Researchers from LMU, the ORIGINS Excellence Cluster, the Max Planck Institute for Extraterrestrial Physics (MPE), and the ORIGINS Data Science Lab (ODSL) have made a crucial breakthrough within the evaluation of exoplanet atmospheres. Using physics-informed neural networks (PINNs), they’ve managed to model the complex light scattering within the atmospheres of exoplanets with greater precision than has previously been possible. This method opens up recent opportunities for the evaluation of exoplanet atmospheres, especially with regard to the influence of clouds, and will significantly improve our understanding of those distant worlds.
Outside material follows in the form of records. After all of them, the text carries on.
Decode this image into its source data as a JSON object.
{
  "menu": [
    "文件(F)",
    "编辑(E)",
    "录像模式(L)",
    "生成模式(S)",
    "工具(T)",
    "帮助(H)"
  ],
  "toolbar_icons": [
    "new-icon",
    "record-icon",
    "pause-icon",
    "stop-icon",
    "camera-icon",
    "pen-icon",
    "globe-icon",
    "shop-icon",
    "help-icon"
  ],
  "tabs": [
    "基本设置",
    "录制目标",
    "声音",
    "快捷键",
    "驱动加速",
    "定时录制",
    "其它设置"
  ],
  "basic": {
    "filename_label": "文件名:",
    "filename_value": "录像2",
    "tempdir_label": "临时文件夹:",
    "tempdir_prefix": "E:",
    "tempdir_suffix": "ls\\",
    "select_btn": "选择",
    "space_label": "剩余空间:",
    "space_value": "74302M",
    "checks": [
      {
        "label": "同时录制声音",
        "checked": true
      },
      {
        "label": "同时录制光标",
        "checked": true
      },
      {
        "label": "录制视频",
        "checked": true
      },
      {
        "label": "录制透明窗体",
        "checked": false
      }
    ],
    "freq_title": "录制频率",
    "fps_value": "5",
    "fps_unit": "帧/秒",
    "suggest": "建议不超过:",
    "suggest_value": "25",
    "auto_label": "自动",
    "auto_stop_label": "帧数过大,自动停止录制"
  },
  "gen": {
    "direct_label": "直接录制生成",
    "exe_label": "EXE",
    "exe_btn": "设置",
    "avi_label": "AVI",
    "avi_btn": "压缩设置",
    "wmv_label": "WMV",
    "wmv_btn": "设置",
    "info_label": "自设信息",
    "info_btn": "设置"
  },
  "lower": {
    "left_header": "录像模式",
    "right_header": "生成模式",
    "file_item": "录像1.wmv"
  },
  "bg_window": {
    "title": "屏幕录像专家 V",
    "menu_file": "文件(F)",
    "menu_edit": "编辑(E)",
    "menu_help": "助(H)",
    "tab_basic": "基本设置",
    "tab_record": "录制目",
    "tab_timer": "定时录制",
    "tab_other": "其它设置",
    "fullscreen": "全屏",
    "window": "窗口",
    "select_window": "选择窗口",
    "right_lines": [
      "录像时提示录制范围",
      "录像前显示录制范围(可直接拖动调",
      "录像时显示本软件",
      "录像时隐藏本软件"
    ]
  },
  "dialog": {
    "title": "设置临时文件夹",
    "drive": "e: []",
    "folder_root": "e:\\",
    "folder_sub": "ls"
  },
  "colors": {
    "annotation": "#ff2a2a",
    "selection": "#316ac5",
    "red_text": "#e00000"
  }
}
When distant exoplanets pass in front of their star, they block a small portion of the starlight, while a fair smaller portion penetrates the planetary atmosphere. This interaction results in variations in the sunshine spectrum, which mirror the properties of the atmosphere resembling chemical composition, temperature, and cloud cover. To find a way to investigate these measured spectra, nevertheless, scientists require models which might be able to calculating hundreds of thousands of synthetic spectra in a short while. Only by subsequently comparing the calculated spectra with the measured ones will we obtain information in regards to the atmospheric composition of the observed exoplanets. And what’s more, the highly detailed recent observations coming from the James Webb Space Telescope (JWST) necessitate equally detailed and sophisticated atmospheric models.
Rapid solving of complex equations due to AI
A key aspect of exoplanet research is the sunshine scattering within the atmosphere, particularly the scattering off clouds. Previous models were unable to satisfactorily capture this scattering, which led to inaccuracies within the spectral evaluation. Physics-informed neural networks offer a decisive advantage here, as they’re able to efficiently solving complex equations. Within the just-published study, the researchers trained two such networks. The primary model, which was developed without taking light scattering into consideration, demonstrated impressive accuracy with relative errors of mostly under one percent. Meanwhile, the second model incorporated approximations of so-called Rayleigh scattering — the identical effect that makes the sky seem blue on Earth. Although these approximations require further improvement, the neural network was in a position to solve the complex equation, which represents a crucial advance.
Interdisciplinary collaboration
These recent findings were possible due to a singular interdisciplinary collaboration between physicists from LMU Munich, the ORIGINS Excellence Cluster, the Max Planck Institute for Extraterrestrial Physics (MPE) and the ORIGINS Data Science Lab (ODSL), which is specialized in the event of latest AI-based methods in physics. “This synergy not only advances exoplanet research, but additionally opens up recent horizons for the event of AI-based methods in physics,” explains lead creator of the study David Dahlbüdding from LMU. “We would like to further expand our interdisciplinary collaboration in the long run to simulate the scattering of sunshine off clouds with greater precision and thus make full use of the potential of neural networks.”